P. C. The Honble Supreme Court has emphaticallv laid down the correct law in this regard in the case of Smt. Nagawa v. Veeranna Shivalingappa, AIR 1976 SC 1947 : (1976 Cri LJ 1553) in the following words :". . . . . . . That at the stage of issuing process, the Magistrate is mainly concerned with the allegations made in the complaint or the evidence led insupport of the same and he has only to be prima facie satisfied whether there are sufficient grounds for proceeding against the accused. It is not the province of the Magistrate to enter in to detailed discussion of the merits or demerits of the case nor can, the High Court go into this matter in its revisional jurisdiction. The scope of the enquiry u/s. 302 is extremely limited.

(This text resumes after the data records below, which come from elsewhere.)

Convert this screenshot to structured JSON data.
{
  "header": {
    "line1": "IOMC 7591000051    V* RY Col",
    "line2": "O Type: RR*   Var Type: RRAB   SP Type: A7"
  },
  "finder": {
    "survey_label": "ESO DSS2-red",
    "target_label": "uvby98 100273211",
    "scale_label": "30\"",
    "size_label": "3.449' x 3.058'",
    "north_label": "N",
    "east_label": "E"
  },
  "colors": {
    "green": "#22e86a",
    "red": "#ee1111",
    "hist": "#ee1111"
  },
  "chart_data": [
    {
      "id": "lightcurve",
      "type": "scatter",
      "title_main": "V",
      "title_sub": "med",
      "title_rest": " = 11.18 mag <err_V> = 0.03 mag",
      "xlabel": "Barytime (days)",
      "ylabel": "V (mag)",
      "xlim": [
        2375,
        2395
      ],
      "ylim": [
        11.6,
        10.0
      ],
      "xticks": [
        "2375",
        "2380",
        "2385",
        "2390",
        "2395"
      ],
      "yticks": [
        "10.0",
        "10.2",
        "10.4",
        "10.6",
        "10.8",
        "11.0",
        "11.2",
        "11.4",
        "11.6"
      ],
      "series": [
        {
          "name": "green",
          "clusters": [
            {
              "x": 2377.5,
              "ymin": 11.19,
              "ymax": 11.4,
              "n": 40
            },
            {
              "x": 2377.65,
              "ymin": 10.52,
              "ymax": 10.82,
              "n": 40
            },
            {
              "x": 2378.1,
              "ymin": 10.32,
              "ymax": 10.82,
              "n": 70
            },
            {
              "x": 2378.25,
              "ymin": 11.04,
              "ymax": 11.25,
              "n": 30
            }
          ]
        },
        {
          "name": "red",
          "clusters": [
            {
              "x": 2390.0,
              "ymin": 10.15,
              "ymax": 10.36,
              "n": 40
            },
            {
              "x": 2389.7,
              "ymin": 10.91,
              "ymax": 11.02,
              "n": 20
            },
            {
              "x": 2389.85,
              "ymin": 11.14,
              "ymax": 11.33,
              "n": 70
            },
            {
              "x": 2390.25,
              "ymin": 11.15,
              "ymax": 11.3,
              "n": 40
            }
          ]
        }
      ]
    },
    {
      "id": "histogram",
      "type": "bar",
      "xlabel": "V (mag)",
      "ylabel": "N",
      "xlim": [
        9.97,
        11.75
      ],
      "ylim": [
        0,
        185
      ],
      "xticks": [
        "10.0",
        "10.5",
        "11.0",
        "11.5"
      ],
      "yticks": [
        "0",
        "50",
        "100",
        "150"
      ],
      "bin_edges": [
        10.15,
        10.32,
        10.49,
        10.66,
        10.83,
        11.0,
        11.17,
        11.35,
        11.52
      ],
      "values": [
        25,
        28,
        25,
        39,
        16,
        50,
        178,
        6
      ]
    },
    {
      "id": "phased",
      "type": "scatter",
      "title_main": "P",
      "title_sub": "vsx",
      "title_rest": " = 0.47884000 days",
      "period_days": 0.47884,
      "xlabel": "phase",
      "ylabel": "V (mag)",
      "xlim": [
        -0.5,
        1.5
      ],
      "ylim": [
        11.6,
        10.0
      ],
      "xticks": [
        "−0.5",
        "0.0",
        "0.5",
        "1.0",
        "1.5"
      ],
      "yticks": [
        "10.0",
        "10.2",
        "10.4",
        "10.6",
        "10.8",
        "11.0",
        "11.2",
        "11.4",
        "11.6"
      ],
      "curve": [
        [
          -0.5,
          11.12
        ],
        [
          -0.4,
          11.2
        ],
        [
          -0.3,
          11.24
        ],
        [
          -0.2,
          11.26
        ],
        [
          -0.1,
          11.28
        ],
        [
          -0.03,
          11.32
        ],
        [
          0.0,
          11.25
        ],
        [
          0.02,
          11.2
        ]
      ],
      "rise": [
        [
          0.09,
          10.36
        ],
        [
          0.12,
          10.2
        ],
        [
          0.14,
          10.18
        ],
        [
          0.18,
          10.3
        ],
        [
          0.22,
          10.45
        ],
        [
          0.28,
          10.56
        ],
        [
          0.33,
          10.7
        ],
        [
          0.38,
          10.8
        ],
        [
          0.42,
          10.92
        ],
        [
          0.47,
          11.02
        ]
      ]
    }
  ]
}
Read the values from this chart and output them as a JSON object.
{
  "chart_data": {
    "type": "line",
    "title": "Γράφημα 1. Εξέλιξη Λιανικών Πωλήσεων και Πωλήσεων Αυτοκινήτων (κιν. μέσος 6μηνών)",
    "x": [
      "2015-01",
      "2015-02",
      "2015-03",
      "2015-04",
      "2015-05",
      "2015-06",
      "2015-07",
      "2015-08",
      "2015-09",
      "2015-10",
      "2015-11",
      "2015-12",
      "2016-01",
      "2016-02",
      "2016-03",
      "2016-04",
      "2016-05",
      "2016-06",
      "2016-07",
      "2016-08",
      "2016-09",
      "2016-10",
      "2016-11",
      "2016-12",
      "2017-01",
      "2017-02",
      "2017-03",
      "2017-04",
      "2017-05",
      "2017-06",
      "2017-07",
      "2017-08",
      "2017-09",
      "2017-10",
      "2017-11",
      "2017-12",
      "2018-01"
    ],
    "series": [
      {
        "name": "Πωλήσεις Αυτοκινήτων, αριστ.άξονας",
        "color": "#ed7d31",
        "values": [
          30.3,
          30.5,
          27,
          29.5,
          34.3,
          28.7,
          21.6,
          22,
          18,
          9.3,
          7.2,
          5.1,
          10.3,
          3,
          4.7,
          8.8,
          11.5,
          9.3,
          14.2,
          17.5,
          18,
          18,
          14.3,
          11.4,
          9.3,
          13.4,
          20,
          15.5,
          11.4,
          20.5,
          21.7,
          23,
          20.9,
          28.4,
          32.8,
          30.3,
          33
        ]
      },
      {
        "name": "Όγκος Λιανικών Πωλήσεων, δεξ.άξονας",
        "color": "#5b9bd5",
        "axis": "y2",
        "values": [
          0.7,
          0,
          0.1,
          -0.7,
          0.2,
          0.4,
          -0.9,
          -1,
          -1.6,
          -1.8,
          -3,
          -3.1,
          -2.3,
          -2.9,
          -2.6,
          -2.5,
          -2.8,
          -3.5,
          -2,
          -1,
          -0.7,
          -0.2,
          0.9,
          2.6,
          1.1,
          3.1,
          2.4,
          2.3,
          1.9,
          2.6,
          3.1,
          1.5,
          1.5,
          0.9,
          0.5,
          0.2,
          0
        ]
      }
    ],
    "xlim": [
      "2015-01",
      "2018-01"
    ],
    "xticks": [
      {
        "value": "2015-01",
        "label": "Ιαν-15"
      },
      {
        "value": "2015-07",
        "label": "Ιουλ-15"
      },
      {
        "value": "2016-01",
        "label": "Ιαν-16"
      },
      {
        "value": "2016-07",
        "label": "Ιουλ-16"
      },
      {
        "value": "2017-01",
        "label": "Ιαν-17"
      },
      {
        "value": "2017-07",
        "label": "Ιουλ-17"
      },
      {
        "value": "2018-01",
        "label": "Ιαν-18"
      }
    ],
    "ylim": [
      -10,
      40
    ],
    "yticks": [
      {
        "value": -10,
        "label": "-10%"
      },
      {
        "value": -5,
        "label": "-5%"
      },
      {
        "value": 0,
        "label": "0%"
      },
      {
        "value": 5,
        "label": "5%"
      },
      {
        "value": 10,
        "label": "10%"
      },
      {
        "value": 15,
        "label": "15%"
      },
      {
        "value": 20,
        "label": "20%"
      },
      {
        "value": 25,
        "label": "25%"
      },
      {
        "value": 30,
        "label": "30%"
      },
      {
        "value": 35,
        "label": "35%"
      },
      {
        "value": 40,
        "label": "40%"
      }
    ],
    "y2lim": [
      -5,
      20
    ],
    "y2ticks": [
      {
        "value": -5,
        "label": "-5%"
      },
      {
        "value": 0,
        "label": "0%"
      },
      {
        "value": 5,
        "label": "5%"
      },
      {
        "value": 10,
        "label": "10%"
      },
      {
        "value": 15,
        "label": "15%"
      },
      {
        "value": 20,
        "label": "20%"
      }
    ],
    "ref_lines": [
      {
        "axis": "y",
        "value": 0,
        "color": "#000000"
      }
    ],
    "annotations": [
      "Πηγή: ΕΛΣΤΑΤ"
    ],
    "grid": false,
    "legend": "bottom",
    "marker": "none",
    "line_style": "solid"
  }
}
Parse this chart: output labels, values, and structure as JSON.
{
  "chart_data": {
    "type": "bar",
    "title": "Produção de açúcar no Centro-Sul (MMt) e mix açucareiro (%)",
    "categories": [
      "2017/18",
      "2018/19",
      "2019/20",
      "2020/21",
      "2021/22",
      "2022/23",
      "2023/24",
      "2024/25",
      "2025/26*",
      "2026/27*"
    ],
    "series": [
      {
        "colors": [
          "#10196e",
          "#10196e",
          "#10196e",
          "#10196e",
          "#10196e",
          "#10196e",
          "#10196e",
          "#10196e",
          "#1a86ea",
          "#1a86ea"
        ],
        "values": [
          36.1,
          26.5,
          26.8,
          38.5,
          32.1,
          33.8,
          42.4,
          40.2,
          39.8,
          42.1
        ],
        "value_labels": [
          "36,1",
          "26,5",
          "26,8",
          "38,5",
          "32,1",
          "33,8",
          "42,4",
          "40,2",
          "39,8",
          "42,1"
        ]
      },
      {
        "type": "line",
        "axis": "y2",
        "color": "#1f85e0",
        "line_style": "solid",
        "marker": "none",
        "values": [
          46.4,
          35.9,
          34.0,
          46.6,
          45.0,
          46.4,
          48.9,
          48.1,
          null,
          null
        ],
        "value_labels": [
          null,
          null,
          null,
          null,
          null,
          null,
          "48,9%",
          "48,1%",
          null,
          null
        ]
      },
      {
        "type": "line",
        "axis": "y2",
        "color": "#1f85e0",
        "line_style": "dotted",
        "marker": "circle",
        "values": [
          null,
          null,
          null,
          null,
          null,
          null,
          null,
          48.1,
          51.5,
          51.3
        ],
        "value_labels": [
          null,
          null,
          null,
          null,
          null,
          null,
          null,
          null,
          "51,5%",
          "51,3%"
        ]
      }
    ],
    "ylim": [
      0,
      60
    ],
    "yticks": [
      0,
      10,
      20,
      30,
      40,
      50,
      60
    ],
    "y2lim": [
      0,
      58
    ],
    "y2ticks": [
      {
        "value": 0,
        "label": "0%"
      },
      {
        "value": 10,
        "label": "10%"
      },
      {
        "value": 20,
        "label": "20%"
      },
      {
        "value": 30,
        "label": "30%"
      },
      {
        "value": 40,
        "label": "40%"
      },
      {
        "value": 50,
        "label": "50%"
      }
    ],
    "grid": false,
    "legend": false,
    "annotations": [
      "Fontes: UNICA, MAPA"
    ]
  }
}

It is true that in coming to a decision as to whether process should be issued, the Magistrate can take into consideration inherent improbabilities appearing on the face of the complaint or in the evidence led by the complainant, but there appears to be a very thin line of demarcation between a probability of conviction of the accused and establishment of prima facie case against him. Once the Magistrate has exercised his discretion it is not for the High Court or even to the Supreme Court, to substitute its own discretion for that of the Magistrate to examine the case on merits with a view to find out whether or not the allegations in the complaint, if proved, would ultimately end in conviction of the accused. These considerations are totally foreign to the scope and ambit of an inquiry u/s. 202 which culminates into an order u/ S. 204. . . . . . . " ( 6 ) THIS Court cannot therefore make its own assesment on the basis of the material produced by the revisionists against the impugned order of their summoning u/s. 204, Cr. P. C. and cannot substitute its finding of the finding recorded by the learned Magistrate in exercise of his judicial discretion vested in him u/ S. 204, Cr. P. C. The contention raised by the learned counsel for the revisionists is therefore rejected. ( 7 ) THERE is no merit in this revision and the impugned order is perfectly legal and proper. Therefore the revision is hereby dismissed at the admission stage. Revision dismissed.